Memehunter raises an important question in the comments of my last post regarding Wörgl.
This is a well-researched effort. I must note, however, that you apparently neglected to address the effect of demurrage on the velocity of the circulation of money.
Couldn't the increased velocity be the main reason, or at least an important factor, behind Wörgl's relative prosperity? And, if that is the case, why wouldn't it be "sustainable"?
Memehunter then pointed me to an article on this point, from Anthony Migchels. I did not come across this article in my original search:
The velocity of money is a badly neglected aspect of monetary theory. It is far more important than people realize and both in past and in the present depression, sluggish circulation played a major and negative role. The most obvious way of increasing the velocity of money is Silvio Gesell’s demurrage, a negative interest rate, in effect a tax on holding money. This is not just theory. There is a famous case in which it was implemented. The Wörgl experiment showed truly extraordinary results and is legendary in Interest-Free Economics.
I suspect the velocity is certainly an important factor in the relative prosperity of Wörgl during the time of the experiment (and I have no doubt that demurrage contributed to this velocity directly). This seems to be consistent with (my understanding of) most schools of economics: the velocity of money has an effect on the pace of the economic activity of the subject population – or perhaps, more accurately, the pace of economic activity can be measured by the subsequent velocity of money.
Far beyond the scope of either my original post or this one, but I will mention that it is also held that velocity will have an impact on price inflation / deflation. Inflation apparently was not a problem in Wörgl during the year of the experiment. As I mentioned, I suspect inflation was kept in check because a) the scrip was tied to the national currency (which I believe was suffering through a price deflation at the time, and b) the experiment lasted only one year.
So, would this be sustainable? If not, why not?
I believe the activity would not have been sustainable. I believe that once the taxes in arrears were completely paid and once the people paid in advance to the degree they felt sufficient (one year in advance? Five years in advance? I don’t know, but at some point they would stop), the scrip would lose a key part of its attractiveness.

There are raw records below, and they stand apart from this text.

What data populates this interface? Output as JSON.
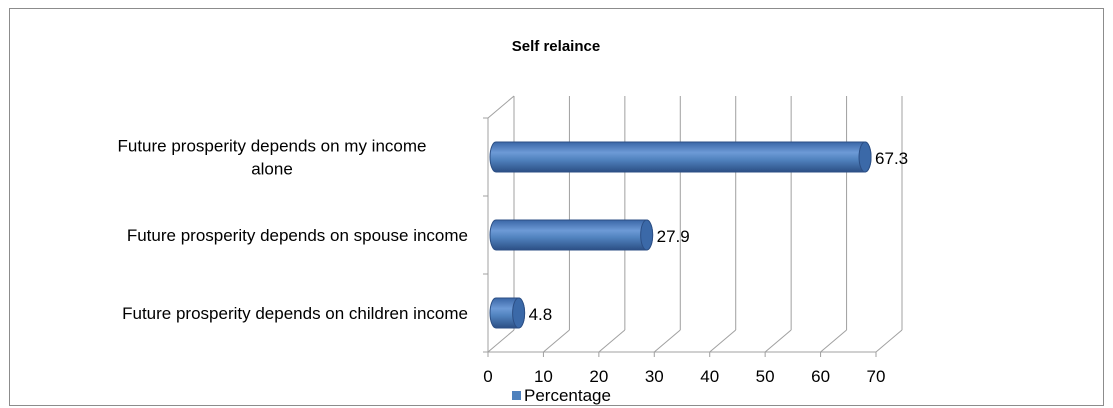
{
  "chart_data": {
    "type": "bar",
    "orientation": "horizontal",
    "title": "Self relaince",
    "categories": [
      "Future prosperity depends on my income alone",
      "Future prosperity depends on spouse income",
      "Future prosperity depends on children income"
    ],
    "category_lines": [
      [
        "Future prosperity depends on my income",
        "alone"
      ],
      [
        "Future prosperity depends on spouse income"
      ],
      [
        "Future prosperity depends on children income"
      ]
    ],
    "series": [
      {
        "name": "Percentage",
        "values": [
          67.3,
          27.9,
          4.8
        ],
        "color": "#4f81bd"
      }
    ],
    "data_labels": [
      "67.3",
      "27.9",
      "4.8"
    ],
    "xlim": [
      0,
      70
    ],
    "xticks": [
      "0",
      "10",
      "20",
      "30",
      "40",
      "50",
      "60",
      "70"
    ],
    "grid": true,
    "legend_position": "bottom",
    "style": "3d-cylinder"
  }
}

One way a government can ensure the demand for its currency is to demand (or accept) that taxes are paid in the subject currency. The other way is through monopoly legal tender laws. Wörgl obviously could not legislate or enforce monopoly legal tender, so the demand for the scrip could certainly be attributed to the need to pay taxes.
The demand could certainly not be attributed to the demurrage – not when there was the national schilling available – paying interest, and at a one-for-one exchange (setting aside the conversion fee).
Once this tax need was satisfied, what would happen to the desirability of a depreciating-value scrip vs. currency that did not come with a 1% monthly penalty? The answer to me is clear, not that we have to agree. I suspect the depreciating scrip would begin trading at a discount, and sooner than later would be regularly returned to the bank for the national currency, even with the 2% loss. Two percent might be too big a loss when one owes taxes and can satisfy these taxes with the depreciating scrip at full face value. However, when there is no benefit to holding a depreciating currency to the national one, I suspect many would eat the one-time 2% charge to avoid paying the recurring 1% charge.
In my opinion, this is exactly the situation that was immediately in front of Wörgl when the national government put an end to the experiment. Depending on which estimate of taxes in arrears used (see the discrepancy as pointed out in my first article), within one month, but not more than six, all taxes in arrears would have been paid. At that point, I suspect demand for the scrip would have fallen – resulting in the exchange for national currency that I described above.
For two reasons, it is too bad the experiment at Wörgl was not allowed to continue: 1) as I have stated before, I fully favor free markets and competition in money / banking / etc. Decentralized and competitive systems are certainly preferable to centralized systems. For this reason alone, I support having an infinite number of experiments all around the world; and 2) I guess I could see if my suspicions would have proved out.
I hope these comments are clear regarding my views on your questions.
I would like to comment on one other point from the Migchels article:
The simple fact is that even today a demurrage instead of interest on the money supply would radically transform our economies overnight.
I do not know if Migchels is suggesting the complete replacement of current money schemes with schemes based on demurrage, or if he suggests that both operate side-by-side, as was done in Wörgl. So I make no statement about his view on the subject, other than to use this sentence of his to clarify the issue presented.
To the extent this has been commented on by others in the papers I found in my research, they all pointed to having the two currencies side-by-side. Bernard Lietaer held this view, as does Fritz Shwarz / Irving Fisher (again, this is from the quote that I mentioned the attribution was not clear).
As to why this should be so (or why it should not be so), I have no opinion at the moment. It is not of terrible importance to the purpose of my posts.